In a damning appraisal of his work, the CoA wrote that Chaudhry’s conduct had become “seriously objectionable” and they have “no reason to disbelieve the allegations levelled” against him by Rangnekar. The report further stated that Chaudhry “appears determined to use his position to undermine” the authority and functioning of the CoA, which took charge on January 30 last year. The committee felt they were “constrained” to report on Chaudhry to the court once he began “inundating” Johri and Rangnekar with e-mails intended to put pressure on them.
Johri told the court that Chaudhry had accused him of taking “erroneous” decisions during the first three weeks of January last year, the period when he acted as head of the BCCI before the CoA took charge. On January 2, the court had sacked the board president Anurag Thakur and secretary Ajay Shirke and disqualified all existing office bearers pending their approval of the Lodha Committee reforms.
Johri cited an example of Chaudhry’s pressure tactics in his affidavit. Last November Chaudhry sent him an e-mail saying he had violated the BCCI’s rules, and his own contract, by trimming the national selection panels (senior and junior) from five to three members. Johri explained that he took the decision based on “directions” from the Lodha Committee but Chaudhry argued that a court order on January 2 and 3 last year had limited the committee’s powers and as such their instructions were not “binding”.
Johri insisted he made the call after consulting both the BCCI’s senior management and their lawyer. He further added that the Lodha committee told him that the court impasse should not hinder “cricketing activity”. But Chaudhry would not accept that the CEO had acted in “good faith”.
Chaudhry highlighted another “wrongdoing” on the part of both Johri and Rangnekar when they accessed funds from a BCCI bank account at a Union Bank of India in Mumbai in January 2017. But both men argued they were within their right to do so. The court had sacked the board’s office bearers and there was a danger of cricket coming to a standstill if various vendors, suppliers, hotels, and state associations were not paid. Under such an emergency, as per a resolution of the BCCI’s financial committee in 2016, the Union Bank account could be operated by two out of three officials – the CEO (Johri), CFO (Rangnekar) and the board’s manager of game development and administration (Ratnakar Shetty).
It was at this juncture the CoA decided to step in. According to Johri, they told Chaudhry that his conduct “is designed to intimidate the professional management of the BCCI and created obstacles in its functioning.” Furthermore, the CoA, in the status report, told the court that Johri had only acted in the “best interests” of the BCCI and should have been “commended rather than vilified”.
The BCCI’s three existing office bearers have been asking the court to take another look at the Lodha reforms, one of which pertains to the demarcation of duties between administrators and management. Supported by many of the state associations, the office bearers prefer control of the board stays in own hands.
The CoA, though, is clearly against that. In an email to Chaudhry on November 22, they said that “vested interests” within the BCCI were trying to create a “parallel” administration, one that wants to stick with the “flawed” existing constitution while opposing the reform process undertaken by the committee. “It is obvious which administration within the BCCI you form part of and support.

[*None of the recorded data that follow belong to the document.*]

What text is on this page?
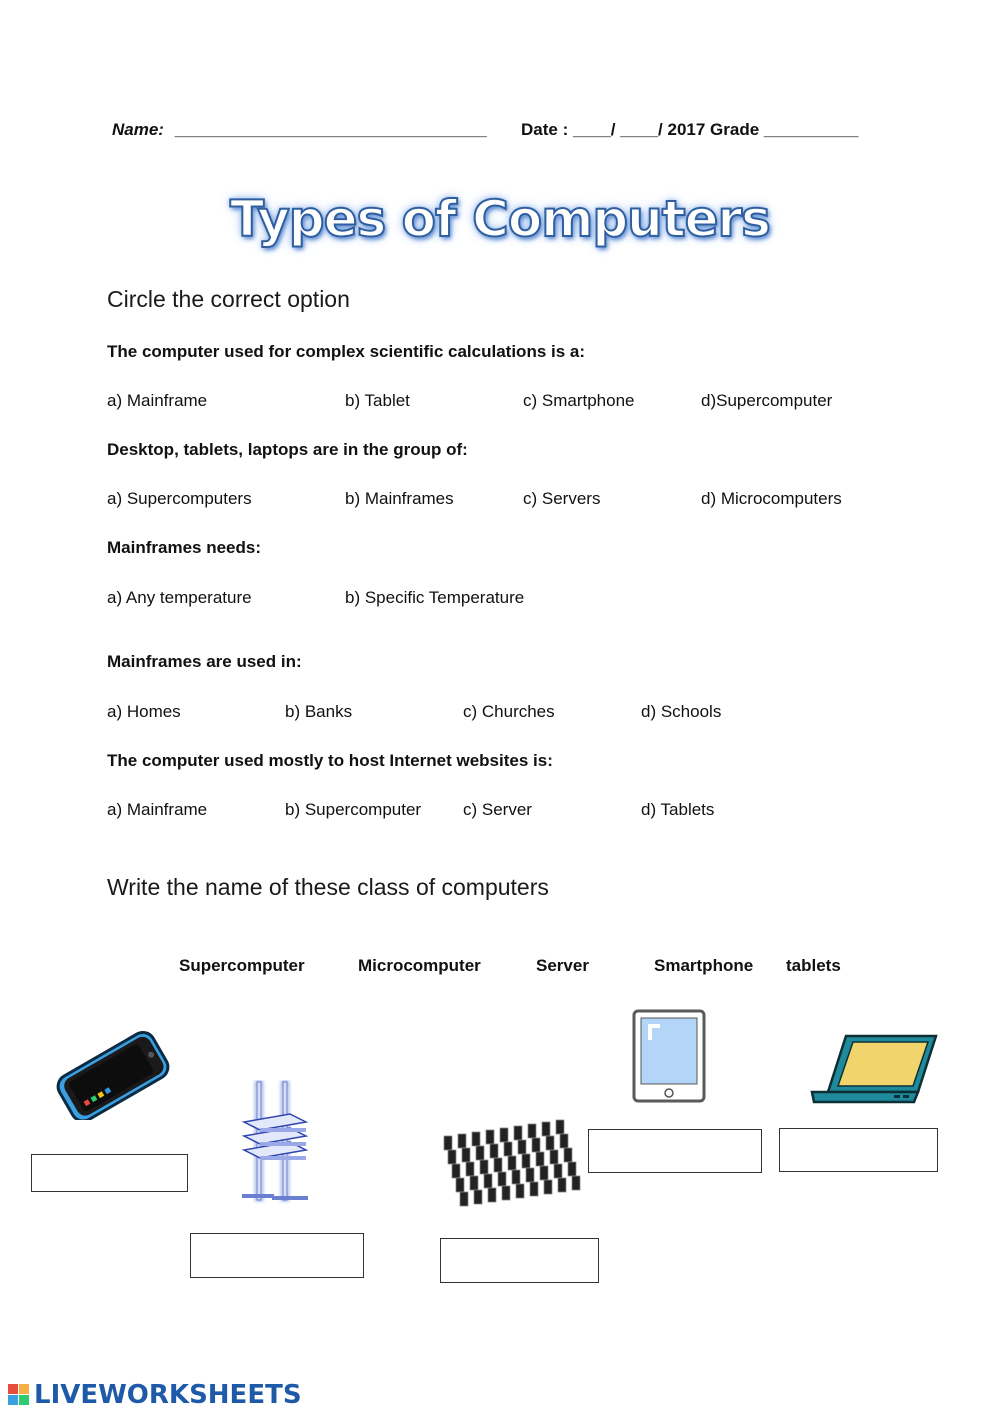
Name: _________________________________ Date : ____/ ____/ 2017 Grade __________
Types of Computers
Circle the correct option
The computer used for complex scientific calculations is a:
a) Mainframe	b) Tablet	c) Smartphone	d)Supercomputer
Desktop, tablets, laptops are in the group of:
a) Supercomputers	b) Mainframes	c) Servers	d) Microcomputers
Mainframes needs:
a) Any temperature	b) Specific Temperature
Mainframes are used in:
a) Homes	b) Banks	c) Churches	d) Schools
The computer used mostly to host Internet websites is:
a) Mainframe	b) Supercomputer c) Server	d) Tablets
Write the name of these class of computers
Supercomputer	Microcomputer	Server	Smartphone tablets
LIVEWORKSHEETS
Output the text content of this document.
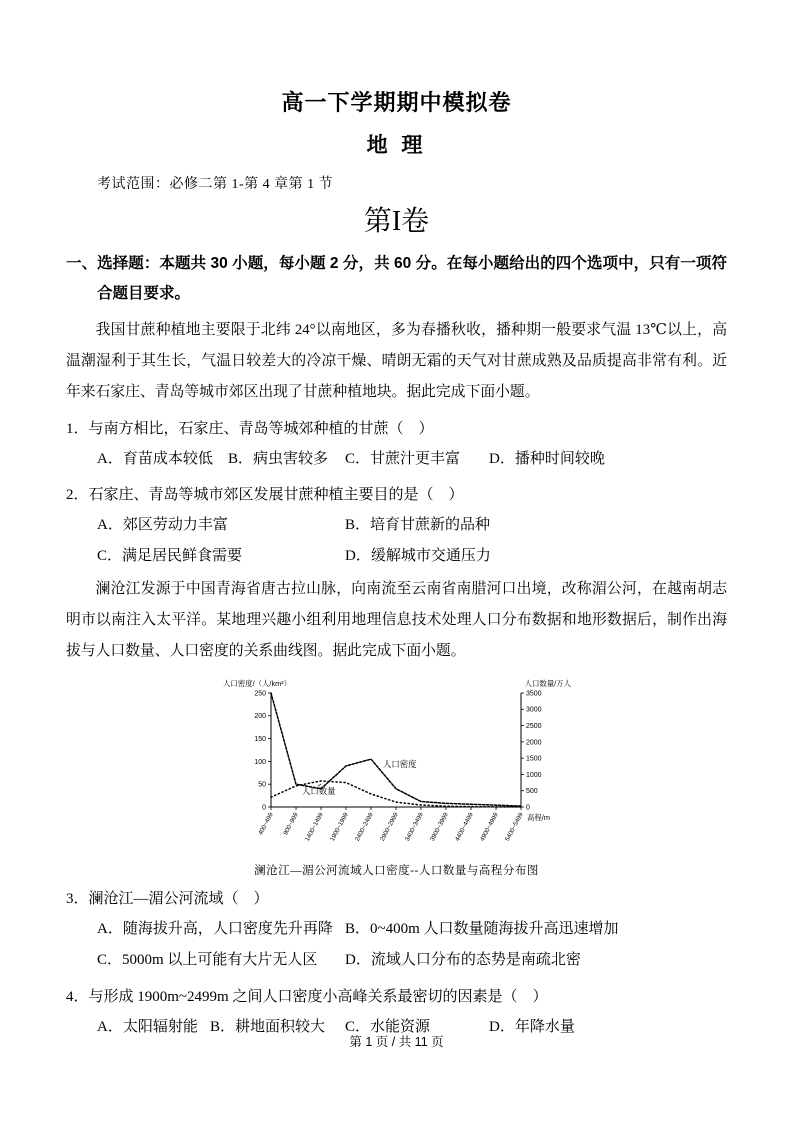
高一下学期期中模拟卷
地 理
考试范围：必修二第 1-第 4 章第 1 节
第I卷
一、选择题：本题共 30 小题，每小题 2 分，共 60 分。在每小题给出的四个选项中，只有一项符合题目要求。

我国甘蔗种植地主要限于北纬 24°以南地区，多为春播秋收，播种期一般要求气温 13℃以上，高温潮湿利于其生长，气温日较差大的冷凉干燥、晴朗无霜的天气对甘蔗成熟及品质提高非常有利。近年来石家庄、青岛等城市郊区出现了甘蔗种植地块。据此完成下面小题。

1．与南方相比，石家庄、青岛等城郊种植的甘蔗（　）
A．育苗成本较低	B．病虫害较多	C．甘蔗汁更丰富	D．播种时间较晚
2．石家庄、青岛等城市郊区发展甘蔗种植主要目的是（　）
A．郊区劳动力丰富	B．培育甘蔗新的品种
C．满足居民鲜食需要	D．缓解城市交通压力

澜沧江发源于中国青海省唐古拉山脉，向南流至云南省南腊河口出境，改称湄公河，在越南胡志明市以南注入太平洋。某地理兴趣小组利用地理信息技术处理人口分布数据和地形数据后，制作出海拔与人口数量、人口密度的关系曲线图。据此完成下面小题。

0
50
100
150
200
250
0
500
1000
1500
2000
2500
3000
3500
400~499 900~999 1400~1499 1900~1999 2400~2499 2900~2999 3400~3499 3900~3999 4400~4499 4900~4999 5400~5499
人口密度
人口数量
人口密度/（人/km²）	人口数量/万人
高程/m
澜沧江—湄公河流域人口密度--人口数量与高程分布图
3．澜沧江—湄公河流域（　）
A．随海拔升高，人口密度先升再降 B．0~400m 人口数量随海拔升高迅速增加
C．5000m 以上可能有大片无人区	D．流域人口分布的态势是南疏北密
4．与形成 1900m~2499m 之间人口密度小高峰关系最密切的因素是（　）
A．太阳辐射能 B．耕地面积较大	C．水能资源	D．年降水量
第 1 页 / 共 11 页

“The thrust of your grievances stems from your preference” for the existing BCCI constitution, which was “flawed” and was being replaced by the reforms recommended by the Lodha Committee, approved by the court and being exercised by the professional management under the panel’s supervision.
“It is for this reason that you have been inundating the CEO and CFO with long and verbose emails designed to intimidate them rather than pride any constructive suggestions. Some of the issues raised by you do not even pertain to your duties as Treasurer of the BCCI and it appears that you are insistent on involving yourself with mattes that are outside the scope your duties.”